Jackie Curtis (1947-1985) was a “Warhol superstar,” a playwright, poet, cabaret singer and theater director. Born John Holder Curtis Jr., he invented the “glam rock” look of wearing glitter around his eyes and retro thrift-shop female fashions. His companion, Ritta Redd, was not a celebrity although he appeared in several films with Curtis. In an exhibition catalog essay for the Philadelphia Museum of Art, Richard Flood offers an amusing description of this painting using classic literary characters and real life analogies. “Huddled together like Hansel and Gretel in the presence of the witch,” Flood writes, “these two boys with transgendered dreams sit as if awaiting a court verdict.” Using other well-known tropes, Flood unpacks the subjects’ identities, “Jackie’s shoulder pads hint at an idealized Hollywood pantheon of femme fatales… Redd is a little more complicated. Part Tom Sawyer and part Little Lord Fauntleroy, he is the personification of knowing innocence. Even his awkwardly introverted feet seem oddly available to the advance of Jackie’s insinuatingly positioned right foot, with its open-toed high heel and torn black stocking revealing a curiously aggressive big toe.” In addition to being witty, these comparisons allow us to understand Curtis and Redd in a greater context as characters as well as individuals, as was characteristic of Neel’s work. Flood sums this up by writing, “It is one of those wonderful pictures by Neel that somehow gets much bigger than the subject ostensibly being portrayed.” Thus this portrait of two men dressed in unusual outfits and positioned in dubious poses in fact highlights the loftier questions of gender, sexuality and social roles.
... As de Beauvoir argued, “the body is not a thing, it is a situation.” In viewing Jackie Curtis and Rita Redd, one can see how Neel was of the same opinion. This painting plays with the way people negotiate gender and androgyny but does not go further to suggest a winner, but it does only that.
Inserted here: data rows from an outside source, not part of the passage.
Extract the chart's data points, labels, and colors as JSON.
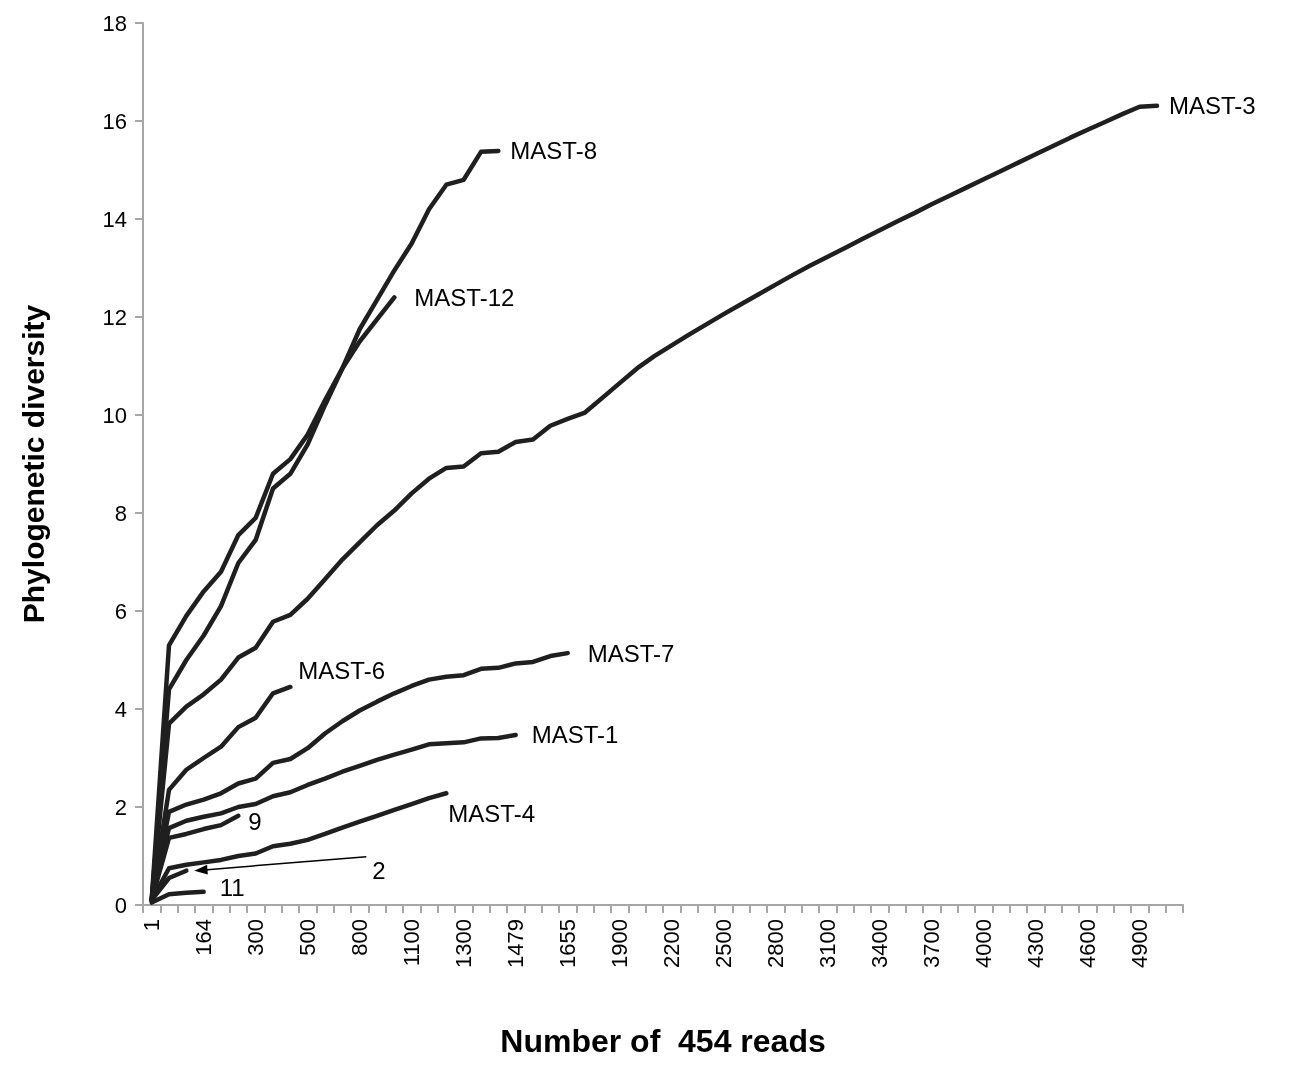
{
  "chart_data": {
    "type": "line",
    "xlabel": "Number of  454 reads",
    "ylabel": "Phylogenetic diversity",
    "categories": [
      "1",
      null,
      null,
      "164",
      null,
      null,
      "300",
      null,
      null,
      "500",
      null,
      null,
      "800",
      null,
      null,
      "1100",
      null,
      null,
      "1300",
      null,
      null,
      "1479",
      null,
      null,
      "1655",
      null,
      null,
      "1900",
      null,
      null,
      "2200",
      null,
      null,
      "2500",
      null,
      null,
      "2800",
      null,
      null,
      "3100",
      null,
      null,
      "3400",
      null,
      null,
      "3700",
      null,
      null,
      "4000",
      null,
      null,
      "4300",
      null,
      null,
      "4600",
      null,
      null,
      "4900",
      null,
      null
    ],
    "ylim": [
      0,
      18
    ],
    "yticks": [
      0,
      2,
      4,
      6,
      8,
      10,
      12,
      14,
      16,
      18
    ],
    "grid": false,
    "legend": false,
    "marker": "none",
    "line_style": "solid",
    "series": [
      {
        "name": "MAST-3",
        "color": "#1f1f1f",
        "values": [
          0.1,
          3.7,
          4.05,
          4.3,
          4.6,
          5.05,
          5.25,
          5.78,
          5.92,
          6.25,
          6.65,
          7.05,
          7.4,
          7.75,
          8.05,
          8.4,
          8.7,
          8.92,
          8.95,
          9.22,
          9.25,
          9.45,
          9.5,
          9.78,
          9.92,
          10.05,
          10.35,
          10.65,
          10.95,
          11.2,
          11.42,
          11.64,
          11.85,
          12.06,
          12.26,
          12.46,
          12.66,
          12.86,
          13.05,
          13.23,
          13.41,
          13.59,
          13.77,
          13.95,
          14.12,
          14.3,
          14.47,
          14.64,
          14.81,
          14.98,
          15.15,
          15.32,
          15.49,
          15.66,
          15.82,
          15.98,
          16.14,
          16.29,
          16.31,
          null
        ]
      },
      {
        "name": "MAST-8",
        "color": "#1f1f1f",
        "values": [
          0.1,
          5.3,
          5.9,
          6.4,
          6.8,
          7.55,
          7.9,
          8.8,
          9.1,
          9.6,
          10.3,
          10.95,
          11.75,
          12.35,
          12.95,
          13.5,
          14.2,
          14.7,
          14.8,
          15.37,
          15.39,
          null,
          null,
          null,
          null,
          null,
          null,
          null,
          null,
          null,
          null,
          null,
          null,
          null,
          null,
          null,
          null,
          null,
          null,
          null,
          null,
          null,
          null,
          null,
          null,
          null,
          null,
          null,
          null,
          null,
          null,
          null,
          null,
          null,
          null,
          null,
          null,
          null,
          null,
          null
        ]
      },
      {
        "name": "MAST-12",
        "color": "#1f1f1f",
        "values": [
          0.1,
          4.4,
          5.0,
          5.5,
          6.1,
          6.98,
          7.45,
          8.5,
          8.8,
          9.4,
          10.2,
          10.95,
          11.5,
          11.95,
          12.4,
          null,
          null,
          null,
          null,
          null,
          null,
          null,
          null,
          null,
          null,
          null,
          null,
          null,
          null,
          null,
          null,
          null,
          null,
          null,
          null,
          null,
          null,
          null,
          null,
          null,
          null,
          null,
          null,
          null,
          null,
          null,
          null,
          null,
          null,
          null,
          null,
          null,
          null,
          null,
          null,
          null,
          null,
          null,
          null,
          null
        ]
      },
      {
        "name": "MAST-7",
        "color": "#1f1f1f",
        "values": [
          0.1,
          1.9,
          2.05,
          2.15,
          2.28,
          2.48,
          2.58,
          2.9,
          2.98,
          3.2,
          3.5,
          3.75,
          3.97,
          4.15,
          4.32,
          4.47,
          4.6,
          4.66,
          4.69,
          4.82,
          4.84,
          4.93,
          4.96,
          5.08,
          5.14,
          null,
          null,
          null,
          null,
          null,
          null,
          null,
          null,
          null,
          null,
          null,
          null,
          null,
          null,
          null,
          null,
          null,
          null,
          null,
          null,
          null,
          null,
          null,
          null,
          null,
          null,
          null,
          null,
          null,
          null,
          null,
          null,
          null,
          null,
          null
        ]
      },
      {
        "name": "MAST-6",
        "color": "#1f1f1f",
        "values": [
          0.1,
          2.35,
          2.76,
          3.0,
          3.23,
          3.63,
          3.82,
          4.32,
          4.45,
          null,
          null,
          null,
          null,
          null,
          null,
          null,
          null,
          null,
          null,
          null,
          null,
          null,
          null,
          null,
          null,
          null,
          null,
          null,
          null,
          null,
          null,
          null,
          null,
          null,
          null,
          null,
          null,
          null,
          null,
          null,
          null,
          null,
          null,
          null,
          null,
          null,
          null,
          null,
          null,
          null,
          null,
          null,
          null,
          null,
          null,
          null,
          null,
          null,
          null,
          null
        ]
      },
      {
        "name": "MAST-1",
        "color": "#1f1f1f",
        "values": [
          0.1,
          1.57,
          1.72,
          1.8,
          1.87,
          2.0,
          2.06,
          2.22,
          2.3,
          2.45,
          2.58,
          2.72,
          2.84,
          2.96,
          3.07,
          3.17,
          3.28,
          3.3,
          3.32,
          3.4,
          3.41,
          3.47,
          null,
          null,
          null,
          null,
          null,
          null,
          null,
          null,
          null,
          null,
          null,
          null,
          null,
          null,
          null,
          null,
          null,
          null,
          null,
          null,
          null,
          null,
          null,
          null,
          null,
          null,
          null,
          null,
          null,
          null,
          null,
          null,
          null,
          null,
          null,
          null,
          null,
          null
        ]
      },
      {
        "name": "MAST-4",
        "color": "#1f1f1f",
        "values": [
          0.1,
          0.75,
          0.82,
          0.87,
          0.92,
          1.0,
          1.05,
          1.2,
          1.25,
          1.33,
          1.45,
          1.58,
          1.7,
          1.82,
          1.94,
          2.06,
          2.18,
          2.28,
          null,
          null,
          null,
          null,
          null,
          null,
          null,
          null,
          null,
          null,
          null,
          null,
          null,
          null,
          null,
          null,
          null,
          null,
          null,
          null,
          null,
          null,
          null,
          null,
          null,
          null,
          null,
          null,
          null,
          null,
          null,
          null,
          null,
          null,
          null,
          null,
          null,
          null,
          null,
          null,
          null,
          null
        ]
      },
      {
        "name": "9",
        "color": "#1f1f1f",
        "values": [
          0.1,
          1.37,
          1.45,
          1.55,
          1.63,
          1.82,
          null,
          null,
          null,
          null,
          null,
          null,
          null,
          null,
          null,
          null,
          null,
          null,
          null,
          null,
          null,
          null,
          null,
          null,
          null,
          null,
          null,
          null,
          null,
          null,
          null,
          null,
          null,
          null,
          null,
          null,
          null,
          null,
          null,
          null,
          null,
          null,
          null,
          null,
          null,
          null,
          null,
          null,
          null,
          null,
          null,
          null,
          null,
          null,
          null,
          null,
          null,
          null,
          null,
          null
        ]
      },
      {
        "name": "2",
        "color": "#1f1f1f",
        "values": [
          0.1,
          0.55,
          0.7,
          null,
          null,
          null,
          null,
          null,
          null,
          null,
          null,
          null,
          null,
          null,
          null,
          null,
          null,
          null,
          null,
          null,
          null,
          null,
          null,
          null,
          null,
          null,
          null,
          null,
          null,
          null,
          null,
          null,
          null,
          null,
          null,
          null,
          null,
          null,
          null,
          null,
          null,
          null,
          null,
          null,
          null,
          null,
          null,
          null,
          null,
          null,
          null,
          null,
          null,
          null,
          null,
          null,
          null,
          null,
          null,
          null
        ]
      },
      {
        "name": "11",
        "color": "#1f1f1f",
        "values": [
          0.05,
          0.22,
          0.25,
          0.27,
          null,
          null,
          null,
          null,
          null,
          null,
          null,
          null,
          null,
          null,
          null,
          null,
          null,
          null,
          null,
          null,
          null,
          null,
          null,
          null,
          null,
          null,
          null,
          null,
          null,
          null,
          null,
          null,
          null,
          null,
          null,
          null,
          null,
          null,
          null,
          null,
          null,
          null,
          null,
          null,
          null,
          null,
          null,
          null,
          null,
          null,
          null,
          null,
          null,
          null,
          null,
          null,
          null,
          null,
          null,
          null
        ]
      }
    ]
  }
}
What it does not do is prescribe how each sex ought to act, dress or negotiate power. In this respect, Neel allowed her subjects to be who they are. In the same way that Neel brought pregnant women into the public eye through works such as Margaret Evans Pregnant, Neel captured the experiences of marginalized people such as transvestites and carried them into the realm of high art. Remarkably, on November 11, 2009, this painting was sold at Sotheby’s Contemporary Art Evening Sale for $165,500,000, three times its highest estimate. This staggering price is evidence of today’s appreciation for Neel’s innovative and daring choices for what constituted art and worthy of being painted.